What I want to blog about today, is the pain of being a teenager in the Facebook generation.
I am so grateful Facebook wasn’t around when I was in my teens.
I was a diary-keeping gal. And a photo-taking gal. I have hundreds of photos of my girlfriends and I, in very bad acid wash jeans, perms and knitted jumpers. Wearing braces, sporting spots, holding up Midnight Oil tickets, reading Dolly magazine, drinking cask wine, and all the things you generally want to forget now …
If Facebook had been around, I would have undoubtedly been growing up online, sharing every painful experience and gauche thought, stumbling through relationships and avowing to the world that I wanted to dedicate myself to saving the seals.

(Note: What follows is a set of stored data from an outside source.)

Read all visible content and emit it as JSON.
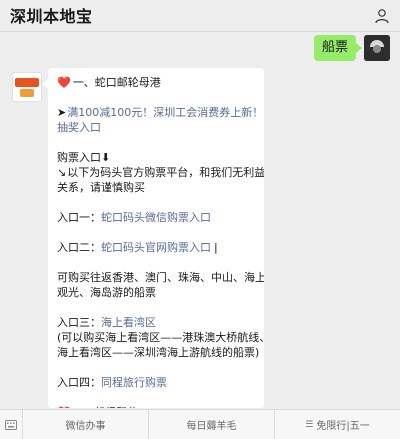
{
  "header": {
    "title": "深圳本地宝"
  },
  "out_message": {
    "text": "船票"
  },
  "in_message": {
    "lines": [
      {
        "prefix": "❤️",
        "text": "一、蛇口邮轮母港",
        "kind": "heading"
      },
      {
        "blank": true
      },
      {
        "prefix": "➤",
        "text": "满100减100元！深圳工会消费券上新！附",
        "kind": "link"
      },
      {
        "text": "抽奖入口",
        "kind": "link"
      },
      {
        "blank": true
      },
      {
        "text": "购票入口⬇",
        "kind": "plain"
      },
      {
        "prefix": "↘",
        "text": "以下为码头官方购票平台，和我们无利益",
        "kind": "plain"
      },
      {
        "text": "关系，请谨慎购买",
        "kind": "plain"
      },
      {
        "blank": true
      },
      {
        "label": "入口一：",
        "text": "蛇口码头微信购票入口",
        "kind": "entry"
      },
      {
        "blank": true
      },
      {
        "label": "入口二：",
        "text": "蛇口码头官网购票入口",
        "suffix": "|",
        "kind": "entry"
      },
      {
        "blank": true
      },
      {
        "text": "可购买往返香港、澳门、珠海、中山、海上",
        "kind": "plain"
      },
      {
        "text": "观光、海岛游的船票",
        "kind": "plain"
      },
      {
        "blank": true
      },
      {
        "label": "入口三：",
        "text": "海上看湾区",
        "kind": "entry"
      },
      {
        "text": "(可以购买海上看湾区——港珠澳大桥航线、",
        "kind": "plain"
      },
      {
        "text": "海上看湾区——深圳湾海上游航线的船票)",
        "kind": "plain"
      },
      {
        "blank": true
      },
      {
        "label": "入口四：",
        "text": "同程旅行购票",
        "kind": "entry"
      },
      {
        "blank": true
      },
      {
        "prefix": "❤️",
        "text": "二、机场码头",
        "kind": "heading"
      }
    ]
  },
  "bottom_menu": {
    "items": [
      {
        "label": "微信办事"
      },
      {
        "label": "每日薅羊毛"
      },
      {
        "label": "免限行|五一"
      }
    ]
  },
  "icons": {
    "profile": "person-icon",
    "keyboard_toggle": "keyboard-icon",
    "menu": "hamburger-icon"
  },
  "colors": {
    "bubble_out": "#95ec69",
    "link": "#576b95",
    "heart": "#e0245e"
  }
}
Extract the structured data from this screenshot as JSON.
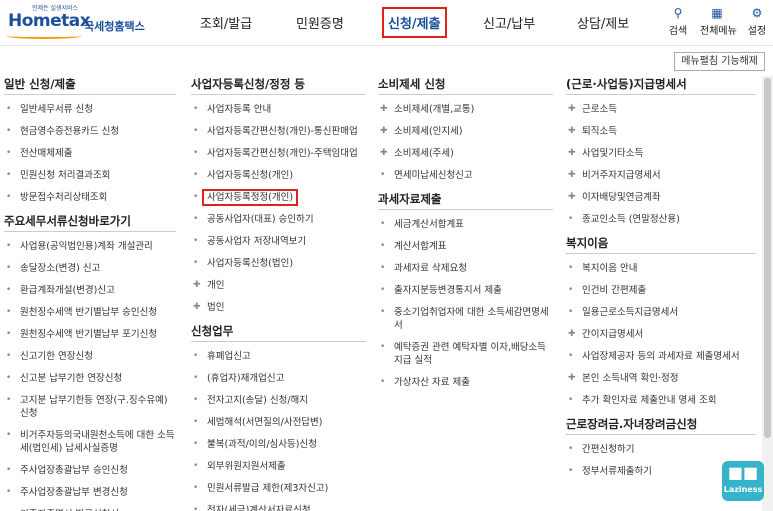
{
  "header": {
    "logo": {
      "tagline": "언제든 실생서비스",
      "brand": "Hometax",
      "subtitle": "국세청홈택스"
    },
    "nav": [
      {
        "label": "조회/발급"
      },
      {
        "label": "민원증명"
      },
      {
        "label": "신청/제출",
        "active": true
      },
      {
        "label": "신고/납부"
      },
      {
        "label": "상담/제보"
      }
    ],
    "util": {
      "search": "검색",
      "all_menu": "전체메뉴",
      "settings": "설정"
    },
    "menu_release": "메뉴펼침 기능해제"
  },
  "columns": [
    {
      "sections": [
        {
          "title": "일반 신청/제출",
          "items": [
            {
              "label": "일반세무서류 신청"
            },
            {
              "label": "현금영수증전용카드 신청"
            },
            {
              "label": "전산매체제출"
            },
            {
              "label": "민원신청 처리결과조회"
            },
            {
              "label": "방문접수처리상태조회"
            }
          ]
        },
        {
          "title": "주요세무서류신청바로가기",
          "items": [
            {
              "label": "사업용(공익법인용)계좌 개설관리"
            },
            {
              "label": "송달장소(변경) 신고"
            },
            {
              "label": "환급계좌개설(변경)신고"
            },
            {
              "label": "원천징수세액 반기별납부 승인신청"
            },
            {
              "label": "원천징수세액 반기별납부 포기신청"
            },
            {
              "label": "신고기한 연장신청"
            },
            {
              "label": "신고분 납부기한 연장신청"
            },
            {
              "label": "고지분 납부기한등 연장(구.징수유예)신청"
            },
            {
              "label": "비거주자등의국내원천소득에 대한 소득세(법인세) 납세사실증명"
            },
            {
              "label": "주사업장총괄납부 승인신청"
            },
            {
              "label": "주사업장총괄납부 변경신청"
            },
            {
              "label": "거주자증명서 발급신청서"
            }
          ]
        }
      ]
    },
    {
      "sections": [
        {
          "title": "사업자등록신청/정정 등",
          "items": [
            {
              "label": "사업자등록 안내",
              "bullet": "dot"
            },
            {
              "label": "사업자등록간편신청(개인)-통신판매업",
              "bullet": "dot"
            },
            {
              "label": "사업자등록간편신청(개인)-주택임대업",
              "bullet": "dot"
            },
            {
              "label": "사업자등록신청(개인)",
              "bullet": "dot"
            },
            {
              "label": "사업자등록정정(개인)",
              "bullet": "dot",
              "highlight": true
            },
            {
              "label": "공동사업자(대표) 승인하기",
              "bullet": "dot"
            },
            {
              "label": "공동사업자 저장내역보기",
              "bullet": "dot"
            },
            {
              "label": "사업자등록신청(법인)",
              "bullet": "dot"
            },
            {
              "label": "개인",
              "bullet": "plus"
            },
            {
              "label": "법인",
              "bullet": "plus"
            }
          ]
        },
        {
          "title": "신청업무",
          "items": [
            {
              "label": "휴폐업신고",
              "bullet": "dot"
            },
            {
              "label": "(휴업자)재개업신고",
              "bullet": "dot"
            },
            {
              "label": "전자고지(송달) 신청/해지",
              "bullet": "dot"
            },
            {
              "label": "세법해석(서면질의/사전답변)",
              "bullet": "dot"
            },
            {
              "label": "불복(과적/이의/심사등)신청",
              "bullet": "dot"
            },
            {
              "label": "외부위원지원서제출",
              "bullet": "dot"
            },
            {
              "label": "민원서류발급 제한(제3자신고)",
              "bullet": "dot"
            },
            {
              "label": "전자(세금)계산서자료신청",
              "bullet": "dot"
            }
          ]
        }
      ]
    },
    {
      "sections": [
        {
          "title": "소비제세 신청",
          "items": [
            {
              "label": "소비제세(개별,교통)",
              "bullet": "plus"
            },
            {
              "label": "소비제세(인지세)",
              "bullet": "plus"
            },
            {
              "label": "소비제세(주세)",
              "bullet": "plus"
            },
            {
              "label": "면세미납세신청신고",
              "bullet": "dot"
            }
          ]
        },
        {
          "title": "과세자료제출",
          "items": [
            {
              "label": "세금계산서합계표",
              "bullet": "dot"
            },
            {
              "label": "계산서합계표",
              "bullet": "dot"
            },
            {
              "label": "과세자료 삭제요청",
              "bullet": "dot"
            },
            {
              "label": "출자지분등변경통지서 제출",
              "bullet": "dot"
            },
            {
              "label": "중소기업취업자에 대한 소득세감면명세서",
              "bullet": "dot"
            },
            {
              "label": "예탁증권 관련 예탁자별 이자,배당소득지급 실적",
              "bullet": "dot"
            },
            {
              "label": "가상자산 자료 제출",
              "bullet": "dot"
            }
          ]
        }
      ]
    },
    {
      "sections": [
        {
          "title": "(근로·사업등)지급명세서",
          "items": [
            {
              "label": "근로소득",
              "bullet": "plus"
            },
            {
              "label": "퇴직소득",
              "bullet": "plus"
            },
            {
              "label": "사업및기타소득",
              "bullet": "plus"
            },
            {
              "label": "비거주자지급명세서",
              "bullet": "plus"
            },
            {
              "label": "이자배당및연금계좌",
              "bullet": "plus"
            },
            {
              "label": "종교인소득 (연말정산용)",
              "bullet": "dot"
            }
          ]
        },
        {
          "title": "복지이음",
          "items": [
            {
              "label": "복지이음 안내",
              "bullet": "dot"
            },
            {
              "label": "인건비 간편제출",
              "bullet": "dot"
            },
            {
              "label": "일용근로소득지급명세서",
              "bullet": "dot"
            },
            {
              "label": "간이지급명세서",
              "bullet": "plus"
            },
            {
              "label": "사업장제공자 등의 과세자료 제출명세서",
              "bullet": "dot"
            },
            {
              "label": "본인 소득내역 확인·정정",
              "bullet": "plus"
            },
            {
              "label": "추가 확인자료 제출안내 명세 조회",
              "bullet": "dot"
            }
          ]
        },
        {
          "title": "근로장려금.자녀장려금신청",
          "items": [
            {
              "label": "간편신청하기",
              "bullet": "dot"
            },
            {
              "label": "정부서류제출하기",
              "bullet": "dot"
            }
          ]
        }
      ]
    }
  ],
  "widget": {
    "label": "Laziness"
  }
}
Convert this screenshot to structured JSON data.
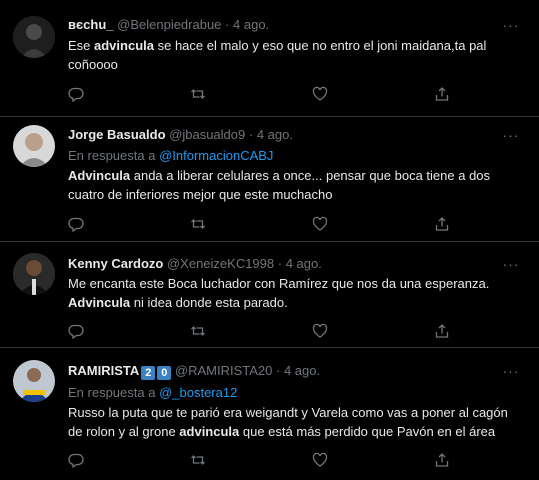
{
  "tweets": [
    {
      "name": "вєchu_",
      "handle": "@Belenpiedrabue",
      "date": "4 ago.",
      "reply_prefix": "",
      "reply_handle": "",
      "text_parts": [
        "Ese ",
        "advincula",
        " se hace el malo y eso que no entro el joni maidana,ta pal coñoooo"
      ],
      "avatar": "dark-photo"
    },
    {
      "name": "Jorge Basualdo",
      "handle": "@jbasualdo9",
      "date": "4 ago.",
      "reply_prefix": "En respuesta a",
      "reply_handle": "@InformacionCABJ",
      "text_parts": [
        "",
        "Advincula",
        " anda a liberar celulares a once... pensar que boca tiene a dos cuatro de inferiores mejor que este muchacho"
      ],
      "avatar": "light-photo"
    },
    {
      "name": "Kenny Cardozo",
      "handle": "@XeneizeKC1998",
      "date": "4 ago.",
      "reply_prefix": "",
      "reply_handle": "",
      "text_parts": [
        "Me encanta este Boca luchador con Ramírez que nos da una esperanza. ",
        "Advincula",
        " ni idea donde esta parado."
      ],
      "avatar": "dark-photo"
    },
    {
      "name": "RAMIRISTA",
      "badge_1": "2",
      "badge_2": "0",
      "handle": "@RAMIRISTA20",
      "date": "4 ago.",
      "reply_prefix": "En respuesta a",
      "reply_handle": "@_bostera12",
      "text_parts": [
        "Russo la puta que te parió era weigandt y Varela como vas a poner al cagón de rolon y al grone ",
        "advincula",
        " que está más perdido que Pavón en el área"
      ],
      "avatar": "jersey-photo"
    }
  ],
  "separator": "·",
  "icons": [
    "more-options-icon",
    "reply-icon",
    "retweet-icon",
    "like-icon",
    "share-icon"
  ],
  "colors": {
    "background": "#000000",
    "text": "#e7e9ea",
    "muted": "#71767b",
    "link": "#1d9bf0",
    "border": "#2f3336"
  }
}
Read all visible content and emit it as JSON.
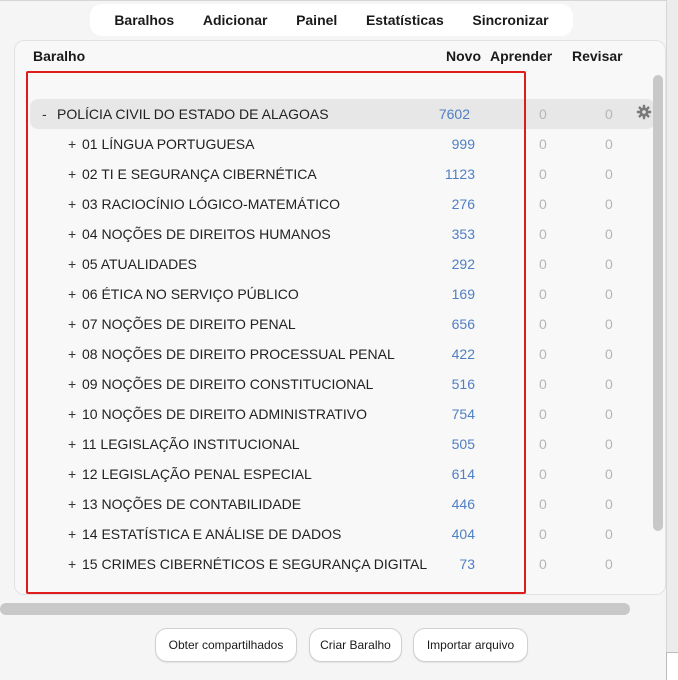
{
  "toolbar": {
    "items": [
      "Baralhos",
      "Adicionar",
      "Painel",
      "Estatísticas",
      "Sincronizar"
    ]
  },
  "table": {
    "headers": {
      "deck": "Baralho",
      "new": "Novo",
      "learn": "Aprender",
      "review": "Revisar"
    },
    "parent": {
      "toggle": "-",
      "name": "POLÍCIA CIVIL DO ESTADO DE ALAGOAS",
      "new": "7602",
      "learn": "0",
      "review": "0",
      "options_icon": "gear-icon"
    },
    "rows": [
      {
        "toggle": "+",
        "name": "01 LÍNGUA PORTUGUESA",
        "new": "999",
        "learn": "0",
        "review": "0"
      },
      {
        "toggle": "+",
        "name": "02 TI E SEGURANÇA CIBERNÉTICA",
        "new": "1123",
        "learn": "0",
        "review": "0"
      },
      {
        "toggle": "+",
        "name": "03 RACIOCÍNIO LÓGICO-MATEMÁTICO",
        "new": "276",
        "learn": "0",
        "review": "0"
      },
      {
        "toggle": "+",
        "name": "04 NOÇÕES DE DIREITOS HUMANOS",
        "new": "353",
        "learn": "0",
        "review": "0"
      },
      {
        "toggle": "+",
        "name": "05 ATUALIDADES",
        "new": "292",
        "learn": "0",
        "review": "0"
      },
      {
        "toggle": "+",
        "name": "06 ÉTICA NO SERVIÇO PÚBLICO",
        "new": "169",
        "learn": "0",
        "review": "0"
      },
      {
        "toggle": "+",
        "name": "07 NOÇÕES DE DIREITO PENAL",
        "new": "656",
        "learn": "0",
        "review": "0"
      },
      {
        "toggle": "+",
        "name": "08 NOÇÕES DE DIREITO PROCESSUAL PENAL",
        "new": "422",
        "learn": "0",
        "review": "0"
      },
      {
        "toggle": "+",
        "name": "09 NOÇÕES DE DIREITO CONSTITUCIONAL",
        "new": "516",
        "learn": "0",
        "review": "0"
      },
      {
        "toggle": "+",
        "name": "10 NOÇÕES DE DIREITO ADMINISTRATIVO",
        "new": "754",
        "learn": "0",
        "review": "0"
      },
      {
        "toggle": "+",
        "name": "11 LEGISLAÇÃO INSTITUCIONAL",
        "new": "505",
        "learn": "0",
        "review": "0"
      },
      {
        "toggle": "+",
        "name": "12 LEGISLAÇÃO PENAL ESPECIAL",
        "new": "614",
        "learn": "0",
        "review": "0"
      },
      {
        "toggle": "+",
        "name": "13 NOÇÕES DE CONTABILIDADE",
        "new": "446",
        "learn": "0",
        "review": "0"
      },
      {
        "toggle": "+",
        "name": "14 ESTATÍSTICA E ANÁLISE DE DADOS",
        "new": "404",
        "learn": "0",
        "review": "0"
      },
      {
        "toggle": "+",
        "name": "15 CRIMES CIBERNÉTICOS E SEGURANÇA DIGITAL",
        "new": "73",
        "learn": "0",
        "review": "0"
      }
    ]
  },
  "footer": {
    "shared_button": "Obter compartilhados",
    "create_button": "Criar Baralho",
    "import_button": "Importar arquivo"
  },
  "colors": {
    "new_count": "#4f7fc4",
    "zero_count": "#b5b5b5",
    "highlight_box": "#e01b1b",
    "parent_row_bg": "#e7e7e7"
  }
}
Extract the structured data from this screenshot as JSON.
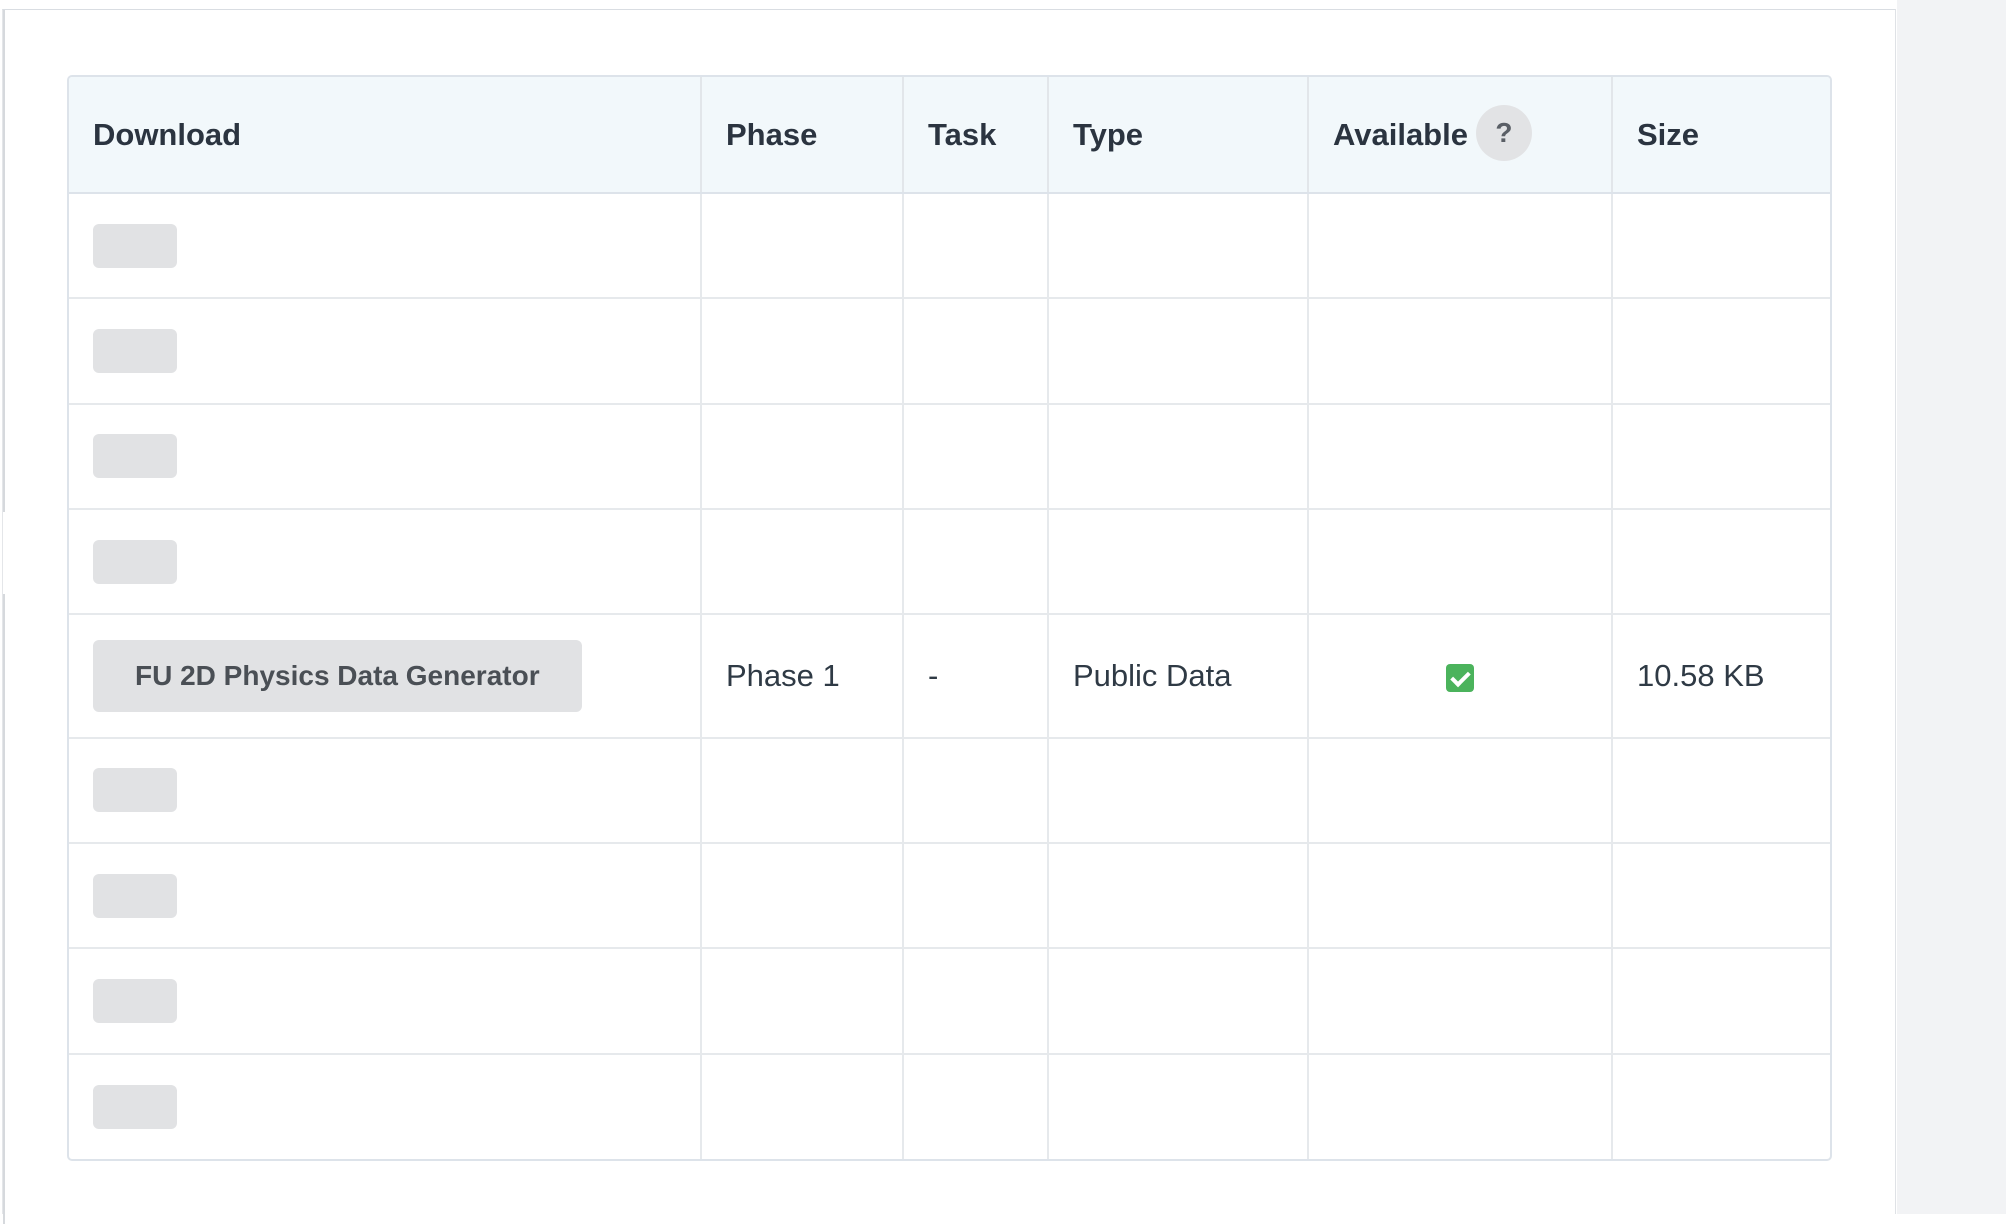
{
  "table": {
    "headers": {
      "download": "Download",
      "phase": "Phase",
      "task": "Task",
      "type": "Type",
      "available": "Available",
      "size": "Size"
    },
    "help_icon_glyph": "?",
    "rows": [
      {
        "download": "",
        "placeholder": true
      },
      {
        "download": "",
        "placeholder": true
      },
      {
        "download": "",
        "placeholder": true
      },
      {
        "download": "",
        "placeholder": true
      },
      {
        "download": "FU 2D Physics Data Generator",
        "phase": "Phase 1",
        "task": "-",
        "type": "Public Data",
        "available": true,
        "size": "10.58 KB"
      },
      {
        "download": "",
        "placeholder": true
      },
      {
        "download": "",
        "placeholder": true
      },
      {
        "download": "",
        "placeholder": true
      },
      {
        "download": "",
        "placeholder": true
      }
    ]
  },
  "colors": {
    "header_bg": "#f2f8fb",
    "check_green": "#4bb35c",
    "button_gray": "#e1e2e4"
  },
  "icons": {
    "help": "question-circle-icon",
    "available": "checkbox-checked-icon"
  }
}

Instead, I’m 40 years old and have reluctantly accepted the friend requests of a few teenagers. And their status updates make me squirm. It’s natural for teenagers to struggle along through puberty, to feel hyper sensitive at times, or like they can’t do anything right. But somebody needs to guide them and advise them: YOU DON’T HAVE TO SHARE IT ALL ON FACEBOOK.
Let’s put together a 101 for teens. A 101 that will save them pain later on. Just as we do with career advice, or relationship advice. My top 3?
1.Less is more. Don’t give us a blow by blow – the highlights will do. Don’t post every photo, just the best one.
2.It CAN happen if it doesn’t happen on Facebook. Make sure you enjoy your time in the real world. Don’t get hung up on recording everything for your Facebook friends. Keep some things to yourself – it makes it more special. And you’ll look cooler. Not desperate.
3.Think of your Page in 10 years time. This is a digital record of your life that your future husband/wife/children/employers might read. Don’t argue with people online. Don’t wail at the world when your boyfriend dumps you. What seems like a disaster today will only be a blip in a few months time. Take a breath before you post. Write it down somewhere else if that makes you feel better.
What do you think? What would you say to the Teenage You?